R3Q2.3: Unclear how MoE prioritizes layer-wise features. A: We employ an Expert Choice Routing strategy in our MoE-FEB (Zhou et al., 2022), where experts select top-k tokens rather than traditional token-to-expert routing. In our preliminary exploration, we calculated how frequently each layer was selected by the experts. The results suggest that shallower layers are selected more often than deeper layers. However, due to space constraints, we did not include these findings in the paper. We plan to explore this topic further in future work.

R3Q3: Inconsistency between Figure and Equations. A: Thank you for pointing out the inconsistency. We agree that Fig. 1(b) may be misleading. All Router1–Router4 should refer to the same Router. We will correct this in the revised version.

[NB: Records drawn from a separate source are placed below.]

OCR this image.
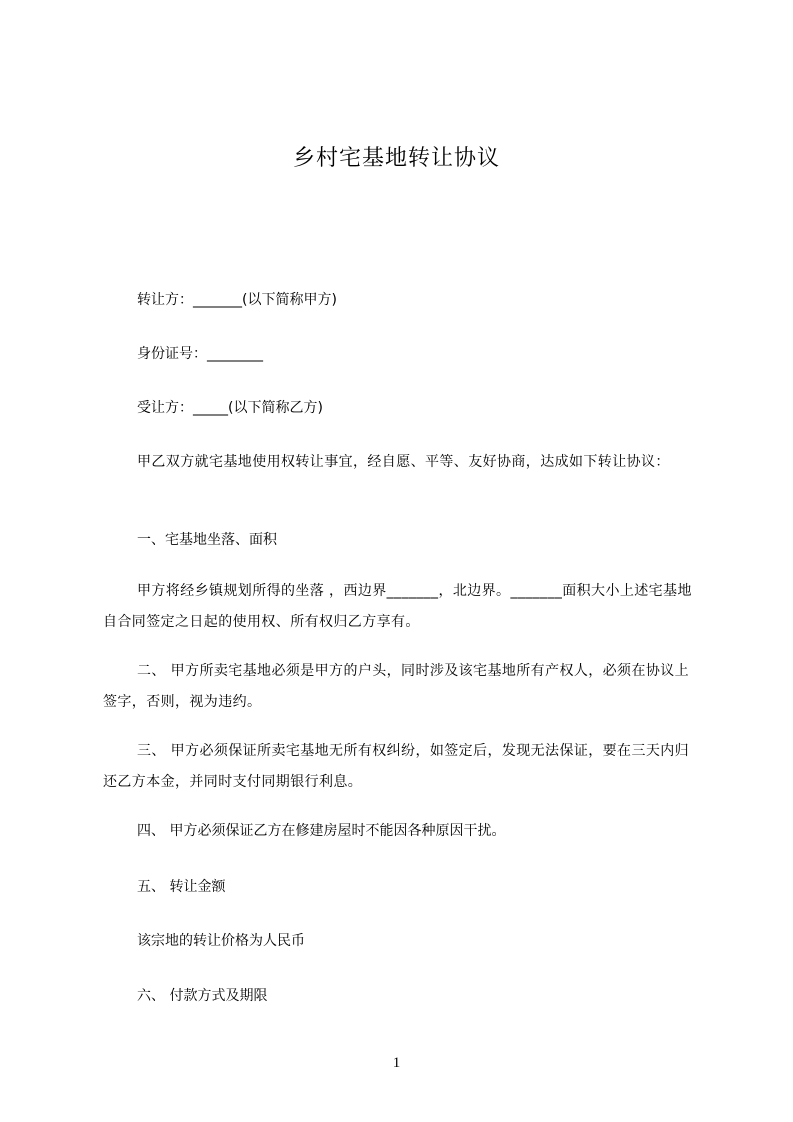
乡村宅基地转让协议
转让方：_______(以下简称甲方)
身份证号：________
受让方：_____(以下简称乙方)
甲乙双方就宅基地使用权转让事宜，经自愿、平等、友好协商，达成如下转让协议：
一、宅基地坐落、面积
甲方将经乡镇规划所得的坐落 ，西边界_______，北边界。_______面积大小上述宅基地自合同签定之日起的使用权、所有权归乙方享有。
二、 甲方所卖宅基地必须是甲方的户头，同时涉及该宅基地所有产权人，必须在协议上签字，否则，视为违约。
三、 甲方必须保证所卖宅基地无所有权纠纷，如签定后，发现无法保证，要在三天内归还乙方本金，并同时支付同期银行利息。
四、 甲方必须保证乙方在修建房屋时不能因各种原因干扰。
五、 转让金额
该宗地的转让价格为人民币
六、 付款方式及期限
1
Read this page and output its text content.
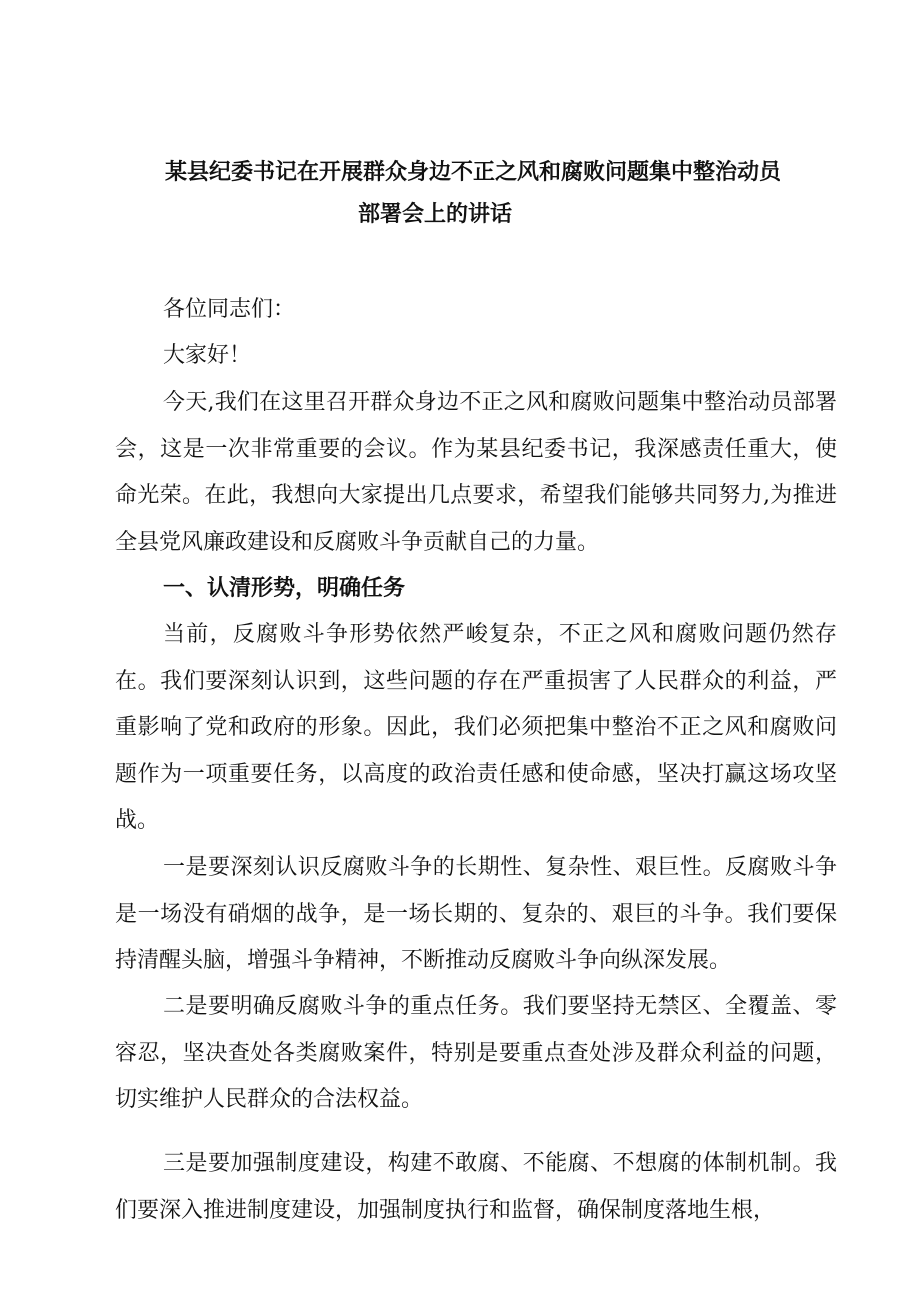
某县纪委书记在开展群众身边不正之风和腐败问题集中整治动员
部署会上的讲话

各位同志们：

大家好！

今天,我们在这里召开群众身边不正之风和腐败问题集中整治动员部署会，这是一次非常重要的会议。作为某县纪委书记，我深感责任重大，使命光荣。在此，我想向大家提出几点要求，希望我们能够共同努力,为推进全县党风廉政建设和反腐败斗争贡献自己的力量。

一、认清形势，明确任务

当前，反腐败斗争形势依然严峻复杂，不正之风和腐败问题仍然存在。我们要深刻认识到，这些问题的存在严重损害了人民群众的利益，严重影响了党和政府的形象。因此，我们必须把集中整治不正之风和腐败问题作为一项重要任务，以高度的政治责任感和使命感，坚决打赢这场攻坚战。

一是要深刻认识反腐败斗争的长期性、复杂性、艰巨性。反腐败斗争是一场没有硝烟的战争，是一场长期的、复杂的、艰巨的斗争。我们要保持清醒头脑，增强斗争精神，不断推动反腐败斗争向纵深发展。

二是要明确反腐败斗争的重点任务。我们要坚持无禁区、全覆盖、零容忍，坚决查处各类腐败案件，特别是要重点查处涉及群众利益的问题，切实维护人民群众的合法权益。

三是要加强制度建设，构建不敢腐、不能腐、不想腐的体制机制。我们要深入推进制度建设，加强制度执行和监督，确保制度落地生根，
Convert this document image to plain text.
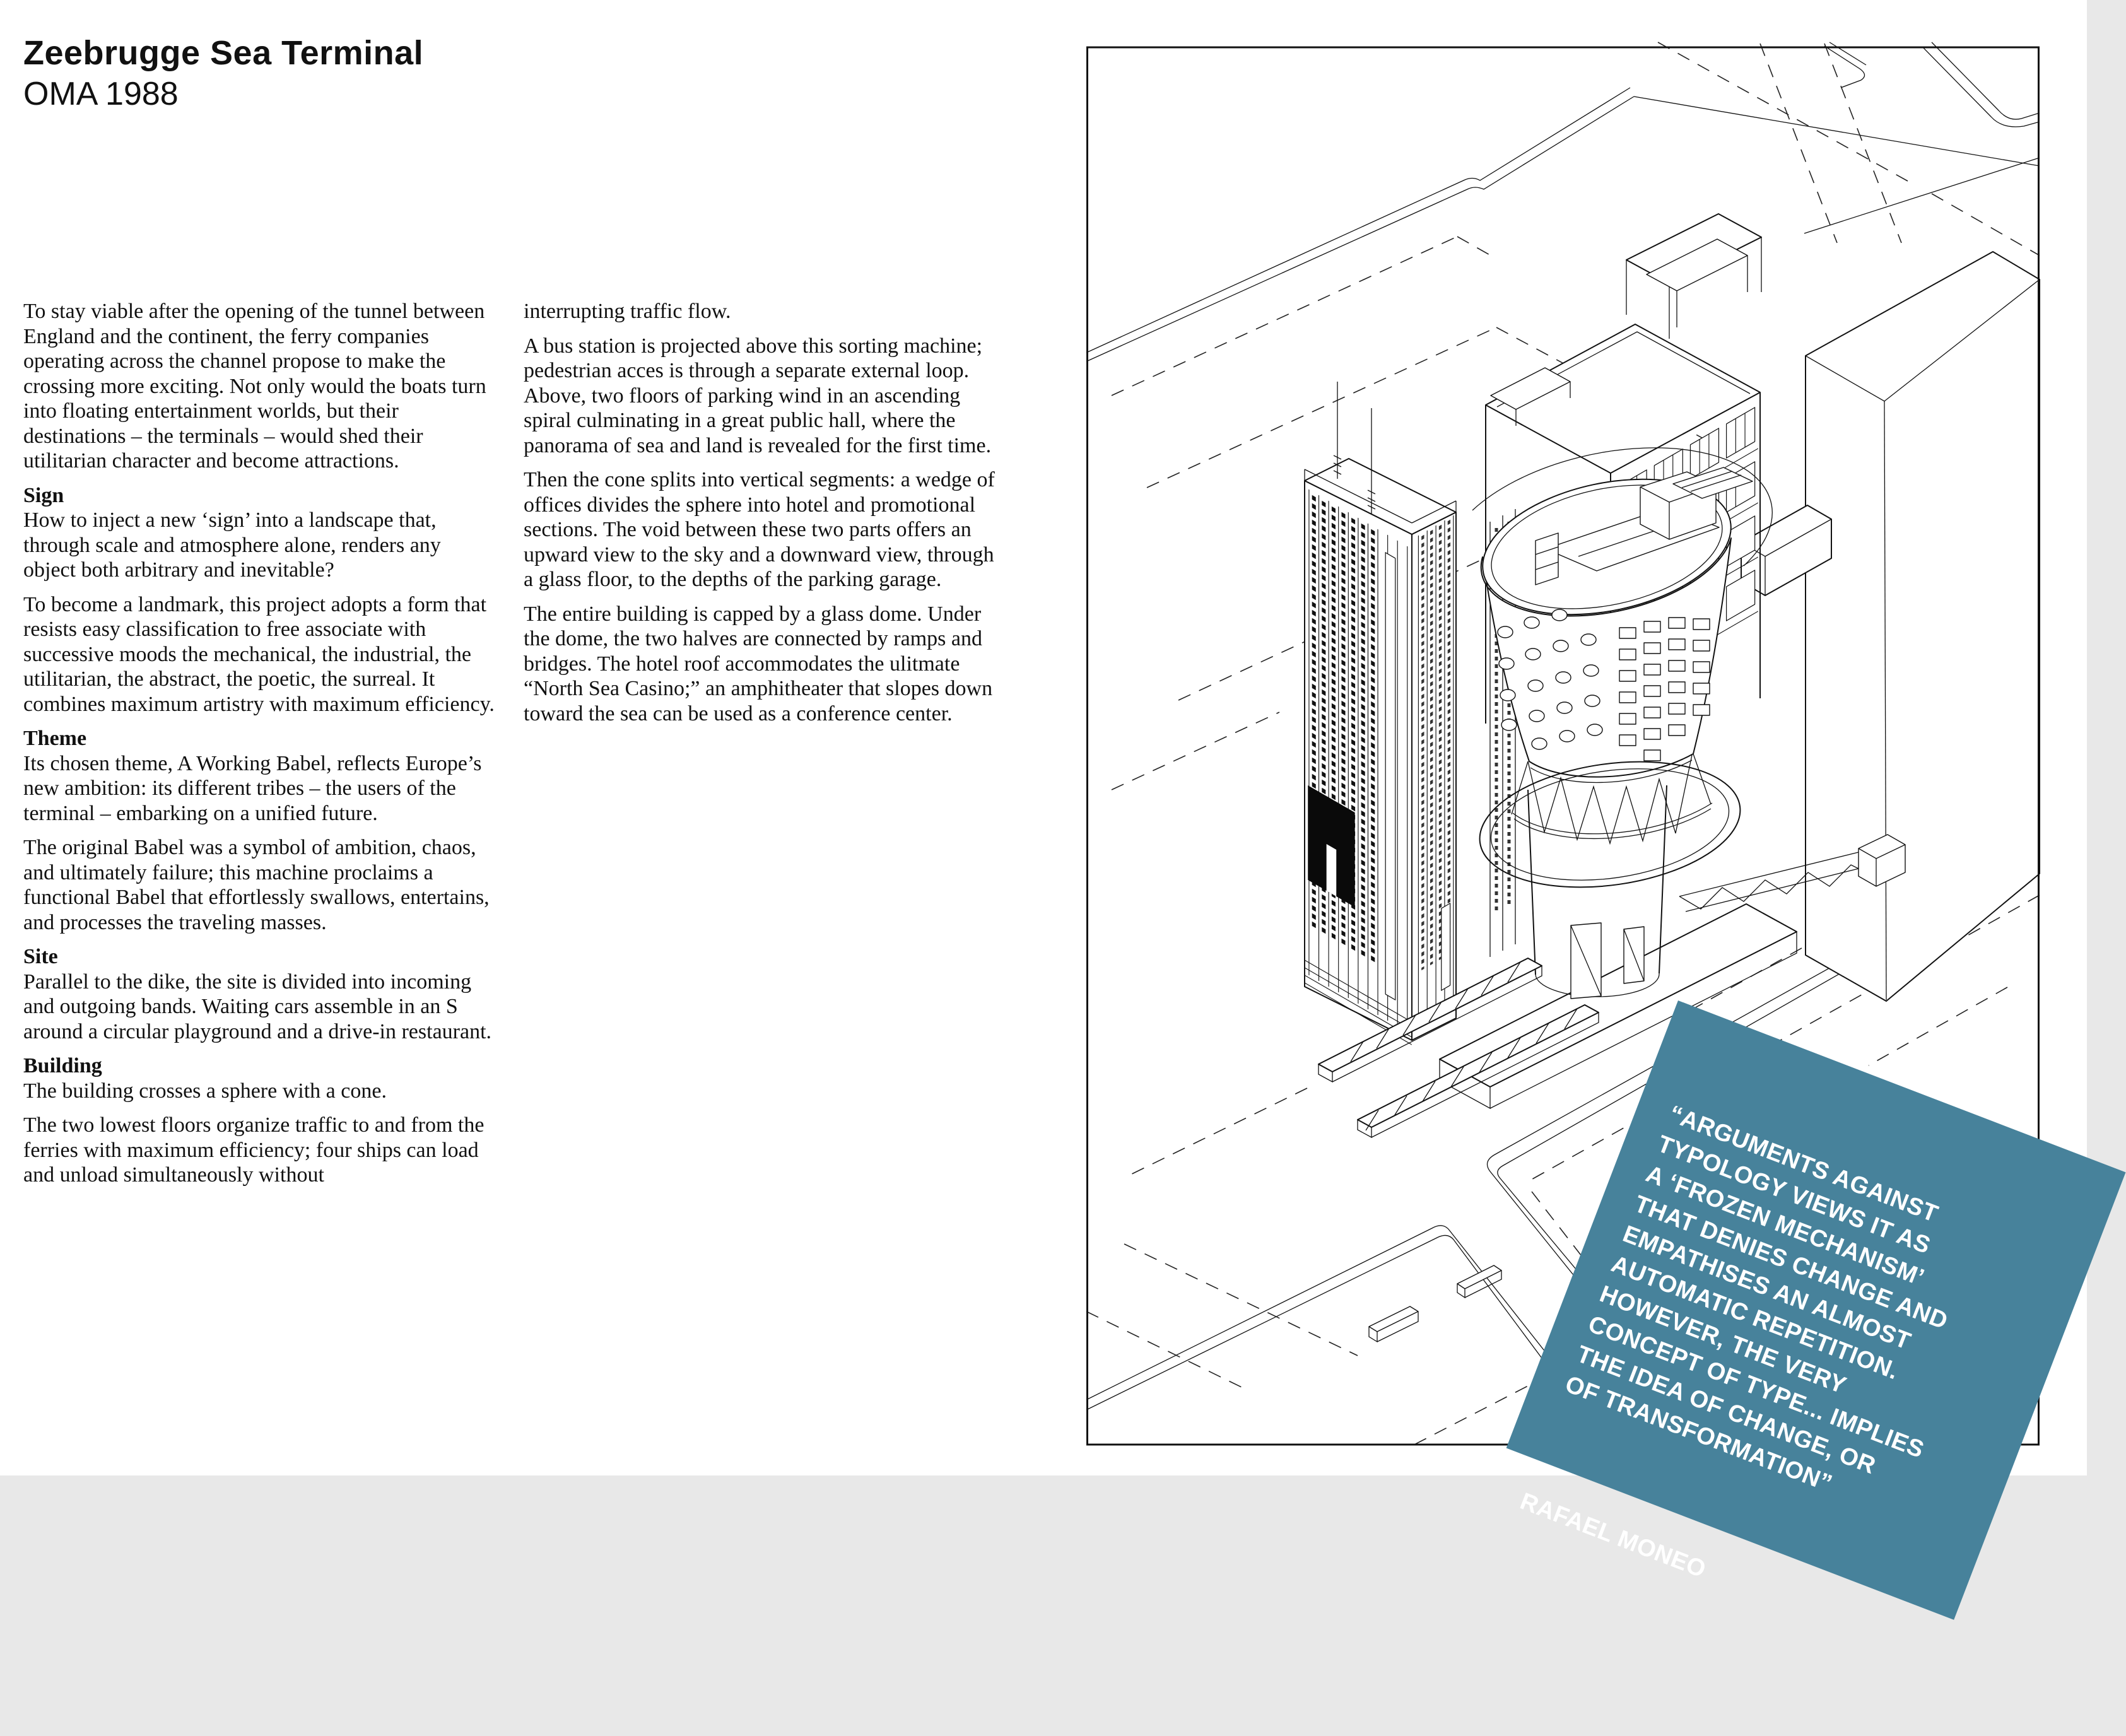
Zeebrugge Sea Terminal
OMA 1988

To stay viable after the opening of the tunnel between England and the continent, the ferry companies operating across the channel propose to make the crossing more exciting. Not only would the boats turn into floating entertainment worlds, but their destinations – the terminals – would shed their utilitarian character and become attractions.

Sign

How to inject a new ‘sign’ into a landscape that, through scale and atmosphere alone, renders any object both arbitrary and inevitable?

To become a landmark, this project adopts a form that resists easy classification to free associate with successive moods the mechanical, the industrial, the utilitarian, the abstract, the poetic, the surreal. It combines maximum artistry with maximum efficiency.

Theme

Its chosen theme, A Working Babel, reflects Europe’s new ambition: its different tribes – the users of the terminal – embarking on a unified future.

The original Babel was a symbol of ambition, chaos, and ultimately failure; this machine proclaims a functional Babel that effortlessly swallows, entertains, and processes the traveling masses.

Site

Parallel to the dike, the site is divided into incoming and outgoing bands. Waiting cars assemble in an S around a circular playground and a drive-in restaurant.

Building

The building crosses a sphere with a cone.

The two lowest floors organize traffic to and from the ferries with maximum efficiency; four ships can load and unload simultaneously without

interrupting traffic flow.

A bus station is projected above this sorting machine; pedestrian acces is through a separate external loop. Above, two floors of parking wind in an ascending spiral culminating in a great public hall, where the panorama of sea and land is revealed for the first time.

Then the cone splits into vertical segments: a wedge of offices divides the sphere into hotel and promotional sections. The void between these two parts offers an upward view to the sky and a downward view, through a glass floor, to the depths of the parking garage.

The entire building is capped by a glass dome. Under the dome, the two halves are connected by ramps and bridges. The hotel roof accommodates the ulitmate “North Sea Casino;” an amphitheater that slopes down toward the sea can be used as a conference center.

“ARGUMENTS AGAINST
TYPOLOGY VIEWS IT AS
A ‘FROZEN MECHANISM’
THAT DENIES CHANGE AND
EMPATHISES AN ALMOST
AUTOMATIC REPETITION.
HOWEVER, THE VERY
CONCEPT OF TYPE... IMPLIES
THE IDEA OF CHANGE, OR
OF TRANSFORMATION”

RAFAEL MONEO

R3Q4: Unclear selection of the number of MoE experts and its relation to ViT layers. A: We empirically choose four experts to balance model capacity and efficiency, achieving sufficient feature representation without redundancy. The relationship between the number of experts and ViT layers remains unclear. While more layers may require more experts to capture richer semantics, validating this hypothesis is non-trivial — modifying the number of layers also affects the performance of the base model.




Meta-Review

Meta-review #1

  • Your recommendation

    Invite for Rebuttal

  • If your recommendation is “Provisional Reject”, then summarize the factors that went into this decision. In case you deviate from the reviewers’ recommendations, explain in detail the reasons why. You do not need to provide a justification for a recommendation of “Provisional Accept” or “Invite for Rebuttal”.

    N/A

  • After you have reviewed the rebuttal and updated reviews, please provide your recommendation based on all reviews and the authors’ rebuttal.

    Accept

  • Please justify your recommendation. You may optionally write justifications for ‘accepts’, but are expected to write a justification for ‘rejects’

    N/A



Meta-review #2

  • After you have reviewed the rebuttal and updated reviews, please provide your recommendation based on all reviews and the authors’ rebuttal.

    Accept

  • Please justify your recommendation. You may optionally write justifications for ‘accepts’, but are expected to write a justification for ‘rejects’

    N/A



Meta-review #3

  • After you have reviewed the rebuttal and updated reviews, please provide your recommendation based on all reviews and the authors’ rebuttal.

    Accept

  • Please justify your recommendation. You may optionally write justifications for ‘accepts’, but are expected to write a justification for ‘rejects’

    The authors addressed most concerns. I tend to accept the paper.